The goal of this task is to have students appreciate how the different constants ($P_0$, $K$, and $r$) influence the shape of the graph. Only $r$ has been changed here, in part (e), because it is the most abstract of these numbers. If the instructor wishes to change the other numbers, the function used to generate this particular graph is $$P(t) = \frac{5}{1 + 10e^{-t}}.$$ Note that this is not given in the form of the logistic equation given above with $K,P_0,$ and $r$. It corresponds, after algebraic manipulation, to the case where $r = 1$, $K = 5$, $P_0 = \frac{5}{11}$. Showing this identity is a worthwhile algebraic exercise which requires careful manipulation of fractions and exponential functions.

Solution

1. The population is first measured when $t = 0$. Plugging $t = 0$ into the expression for $P$ gives
\begin{align} P(0) &= \frac{KP_0e^{r \cdot 0}}{K + P_0(e^{r \cdot 0} - 1)} \\ &= \frac{KP_0e^0}{K + P_0(e^0 - 1)} \\ &= \frac{KP_0}{K} \\ &= P_0. \end{align}
2. As the name suggests, the ''carrying capacity'' is the maximum population that the environment can sustain so it is, in this case, the value that the population approaches as $t$ grows.
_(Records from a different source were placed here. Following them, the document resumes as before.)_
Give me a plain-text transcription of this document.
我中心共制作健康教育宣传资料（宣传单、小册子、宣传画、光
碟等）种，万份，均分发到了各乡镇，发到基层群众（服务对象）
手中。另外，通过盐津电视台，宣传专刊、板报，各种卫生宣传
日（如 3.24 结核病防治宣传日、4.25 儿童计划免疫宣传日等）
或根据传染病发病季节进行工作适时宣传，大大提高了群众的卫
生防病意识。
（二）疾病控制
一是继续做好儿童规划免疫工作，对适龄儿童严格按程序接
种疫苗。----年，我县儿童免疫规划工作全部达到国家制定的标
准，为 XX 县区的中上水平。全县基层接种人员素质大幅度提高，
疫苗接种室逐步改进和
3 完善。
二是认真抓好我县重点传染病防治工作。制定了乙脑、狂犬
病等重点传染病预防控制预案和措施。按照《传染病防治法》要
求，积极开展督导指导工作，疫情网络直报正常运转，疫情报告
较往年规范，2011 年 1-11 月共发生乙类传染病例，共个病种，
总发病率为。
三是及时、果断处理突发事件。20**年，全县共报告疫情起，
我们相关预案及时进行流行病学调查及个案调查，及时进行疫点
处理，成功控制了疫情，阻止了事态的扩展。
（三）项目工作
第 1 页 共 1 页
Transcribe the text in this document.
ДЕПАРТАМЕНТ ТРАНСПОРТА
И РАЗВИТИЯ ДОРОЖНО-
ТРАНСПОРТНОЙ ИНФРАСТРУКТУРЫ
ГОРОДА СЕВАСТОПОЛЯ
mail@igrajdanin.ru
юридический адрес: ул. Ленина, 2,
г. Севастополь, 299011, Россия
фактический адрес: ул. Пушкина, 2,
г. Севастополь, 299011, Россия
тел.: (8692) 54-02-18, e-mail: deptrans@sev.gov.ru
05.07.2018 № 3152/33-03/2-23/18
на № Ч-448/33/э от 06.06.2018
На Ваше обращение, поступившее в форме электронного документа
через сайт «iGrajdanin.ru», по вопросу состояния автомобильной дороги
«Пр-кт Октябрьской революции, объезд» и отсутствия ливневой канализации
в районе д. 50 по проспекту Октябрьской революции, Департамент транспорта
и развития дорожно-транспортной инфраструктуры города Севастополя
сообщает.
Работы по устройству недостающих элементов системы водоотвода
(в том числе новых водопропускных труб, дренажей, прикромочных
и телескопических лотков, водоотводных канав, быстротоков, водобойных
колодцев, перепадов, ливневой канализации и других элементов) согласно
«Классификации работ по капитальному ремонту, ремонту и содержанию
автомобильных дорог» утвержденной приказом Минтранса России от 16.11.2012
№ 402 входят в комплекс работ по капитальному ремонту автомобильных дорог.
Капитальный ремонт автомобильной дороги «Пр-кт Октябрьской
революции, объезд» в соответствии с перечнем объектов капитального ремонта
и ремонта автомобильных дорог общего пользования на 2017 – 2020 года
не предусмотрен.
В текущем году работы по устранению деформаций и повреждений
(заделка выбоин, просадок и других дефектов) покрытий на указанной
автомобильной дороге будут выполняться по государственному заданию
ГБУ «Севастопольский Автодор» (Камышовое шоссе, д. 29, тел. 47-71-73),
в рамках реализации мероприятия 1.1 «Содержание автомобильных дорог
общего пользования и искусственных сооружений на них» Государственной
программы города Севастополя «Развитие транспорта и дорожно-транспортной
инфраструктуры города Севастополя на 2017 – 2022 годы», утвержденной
Expanding the expression for the denominator of $P$, $K - P_0e^{rt} - P_0$, the exponential term $P_0e^{rt}$, grows rapidly as $t$ grows. The rest of the denominator, $K - P_0$, does not depend on $t$. So as $t$ grows, the denominator is better and better approximated by $P_0e^{rt}$. The numerator is $KP_0e^{rt}$. Taking the quotient of $KP_0e^{rt}$ by $P_0e^{rt}$ gives $K$, the carrying capacity. So as $t$ grows, the values of $P$ become closer and closer to $K$.
3. The rate $r$ determines how quickly the exponential function $e^{rt}$ grows. Increasing $r$ will increase the rate of growth of $e^{rt}$. This means that the values of $P$ will approach the carrying capacity $K$ more rapidly since, as seen in part (b), it is the growth of the $e^{rt}$ term that make the population approach $K$. If $r$ is decreased, then $e^{rt}$ grows more slowly and the values of $P$ approach $K$ more slowly.
4. The value $P(0)$ is the $y$-intercept of the graph of $P$. This value is about half way between $0$ and $1$ and since the units in population for the graph are $10$ million this means that there are about $5$ million bacteria at the beginning of the experiment. The carrying capacity $K$ appears to be close to $5$ which represents $50$ million bacteria.

If the actual formula for the function is given, then the $y$-intercept can be calculated exactly $$P(0) = \frac{5 e^{0}}{1 + 10e^{0}} = \frac{5}{11}.$$ Since one unit on the graph represents $10,000,000$ bacteria, there are a little under $5$ million bacteria when the population is first measured. The carrying capacity is $50,000,000$ as estimated above: since the $e^{-t}$ term, in the population formula, becomes less and less significant as $t$ grows the population approaches $\frac{5}{1}$ units or $50,000,000$.

5. When the value $r$ is doubled, looking at part (b), what this means is that the exponential term $P_0e^{2 rt}$ in the denominator becomes the dominant term more quickly, twice as quickly in fact. So we expect the population to grow more rapidly at the beginning before approaching the carrying capacity. This is shown in the graph below. Note that this graph is precise because the precise values of $K, P_0,$ and $r$ were used: not knowing this information the best one can do is draw a curve with the same initial population, the same carrying capacity, and which grows more rapidly initially.